NOX2 inactivates phagosomal cysteine cathepsins via a reversible oxidative modification. Aspartic and cysteine cathepsin activities of phagosomes isolated from WT and Cybb^−/− BMMØs ± 0.5 μM DPI were measured fluorometrically in vitro, with or without reduction by 1 μM DHLA and 30 mM GSH. (A–C) Relative activities were determined by the rate of increase in fluorescence of cathepsin-specific fluorogenic substrates at 37 °C, pH 5.5 and expressed relative to the corresponding Cybb^−/− samples. (A) Cathepsin B (cysteine cathepsin); (B) cathepsin S (cysteine cathepsin); (C) cathepsin D/E (aspartic cathepsins).

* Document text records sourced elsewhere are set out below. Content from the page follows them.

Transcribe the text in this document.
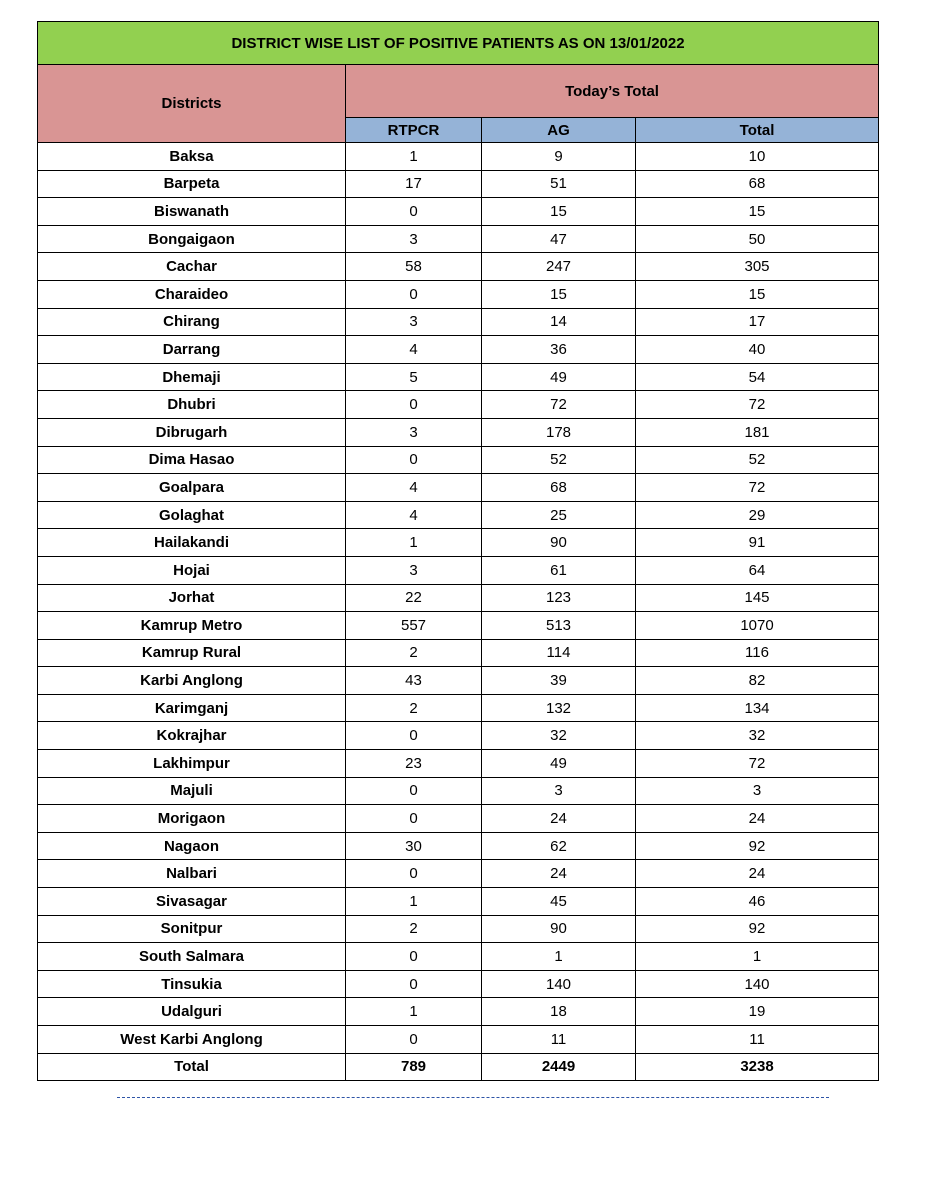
DISTRICT WISE LIST OF POSITIVE PATIENTS AS ON 13/01/2022			
Districts	Today’s Total		
	RTPCR	AG	Total
Baksa	1	9	10
Barpeta	17	51	68
Biswanath	0	15	15
Bongaigaon	3	47	50
Cachar	58	247	305
Charaideo	0	15	15
Chirang	3	14	17
Darrang	4	36	40
Dhemaji	5	49	54
Dhubri	0	72	72
Dibrugarh	3	178	181
Dima Hasao	0	52	52
Goalpara	4	68	72
Golaghat	4	25	29
Hailakandi	1	90	91
Hojai	3	61	64
Jorhat	22	123	145
Kamrup Metro	557	513	1070
Kamrup Rural	2	114	116
Karbi Anglong	43	39	82
Karimganj	2	132	134
Kokrajhar	0	32	32
Lakhimpur	23	49	72
Majuli	0	3	3
Morigaon	0	24	24
Nagaon	30	62	92
Nalbari	0	24	24
Sivasagar	1	45	46
Sonitpur	2	90	92
South Salmara	0	1	1
Tinsukia	0	140	140
Udalguri	1	18	19
West Karbi Anglong	0	11	11
Total	789	2449	3238
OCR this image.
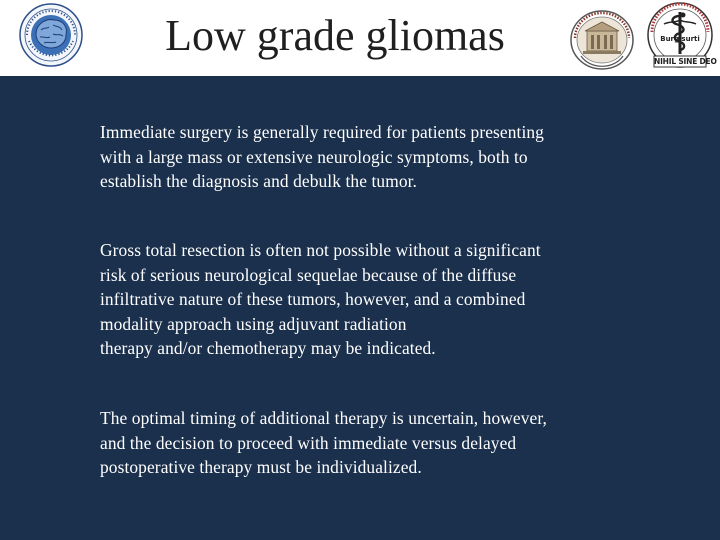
Low grade gliomas
NIHIL SINE DEO
Burgisurti
Immediate surgery is generally required for patients presenting
with a large mass or extensive neurologic symptoms, both to
establish the diagnosis and debulk the tumor.
Gross total resection is often not possible without a significant
risk of serious neurological sequelae because of the diffuse
infiltrative nature of these tumors, however, and a combined
modality approach using adjuvant radiation
therapy and/or chemotherapy may be indicated.
The optimal timing of additional therapy is uncertain, however,
and the decision to proceed with immediate versus delayed
postoperative therapy must be individualized.
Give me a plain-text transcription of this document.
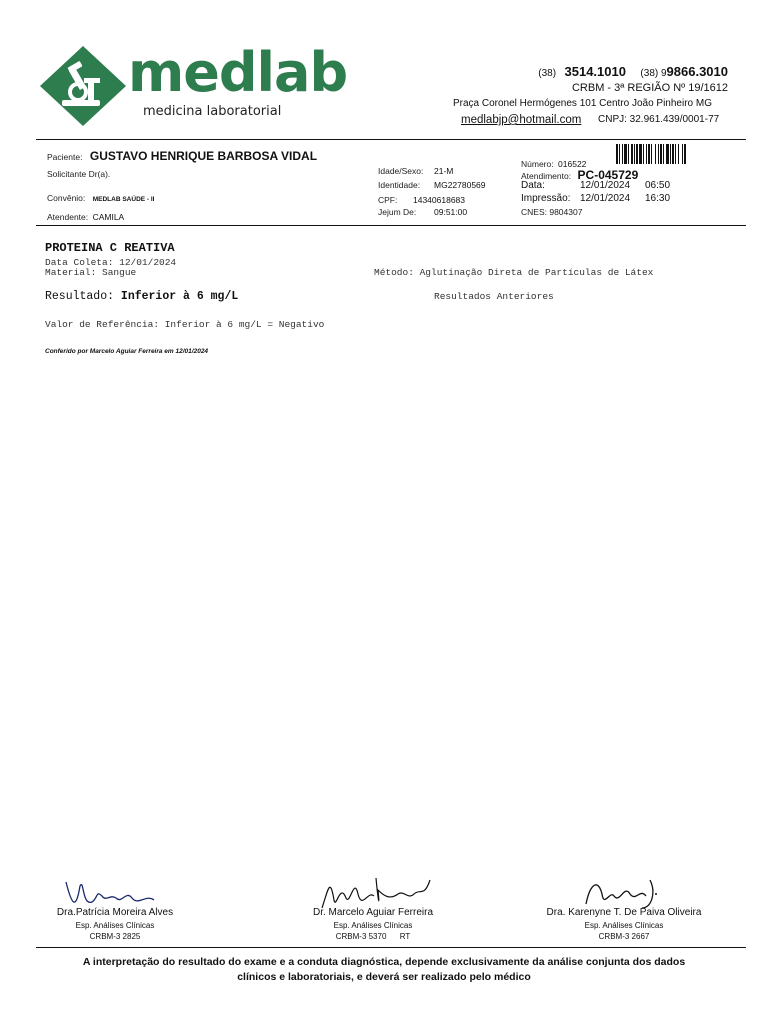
medlab
medicina laboratorial
(38) 3514.1010 (38) 99866.3010
CRBM - 3ª REGIÃO Nº 19/1612
Praça Coronel Hermógenes 101 Centro João Pinheiro MG
medlabjp@hotmail.com CNPJ: 32.961.439/0001-77
Paciente: GUSTAVO HENRIQUE BARBOSA VIDAL
Solicitante Dr(a).
Convênio: MEDLAB SAÚDE - II
Atendente: CAMILA
Idade/Sexo: 21-M
Identidade: MG22780569
CPF: 14340618683
Jejum De: 09:51:00
Número: 016522
Atendimento: PC-045729
Data:	12/01/2024 06:50
Impressão: 12/01/2024 16:30
CNES: 9804307
PROTEINA C REATIVA
Data Coleta: 12/01/2024
Material: Sangue	Método: Aglutinação Direta de Partículas de Látex
Resultado: Inferior à 6 mg/L	Resultados Anteriores
Valor de Referência: Inferior à 6 mg/L = Negativo
Conferido por Marcelo Aguiar Ferreira em 12/01/2024
Dra.Patrícia Moreira Alves
Esp. Análises Clínicas
CRBM-3 2825
Dr. Marcelo Aguiar Ferreira
Esp. Análises Clínicas
CRBM-3 5370      RT
Dra. Karenyne T. De Paiva Oliveira
Esp. Análises Clínicas
CRBM-3 2667
A interpretação do resultado do exame e a conduta diagnóstica, depende exclusivamente da análise conjunta dos dados
clínicos e laboratoriais, e deverá ser realizado pelo médico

Graphs represent data from three independent experiments. Error bars denote SEM. P values were determined by ANOVA. (D) Relative proportions of active cathepsin B in phagosomes isolated from WT and Cybb^−/− BMMØs were determined by reaction with the cathepsin B-specific biotinylated irreversible inhibitor biotin-FA-FMK with or without reduction by DHLA and GSH. Western blot images depict active (biotinylated) and total cathepsin B.

Fig. 5.

NOX2 activity diminishes the reductive capacity of the phagosome. Phagosomal reductive capacity was assessed by measurement of fluorescence liberated through reduction of a modified fluorogenic cystine-based reagent covalently bound to IgG-coupled experimental particles in resting (A and B) and IFNγ-activated (C and D) BMMØs. (A and C) Real-time representative traces. (B and D) Averaged rates relative to DMSO-treated WT samples from three independent experiments. Error bars denote SEM. P values were determined by ANOVA.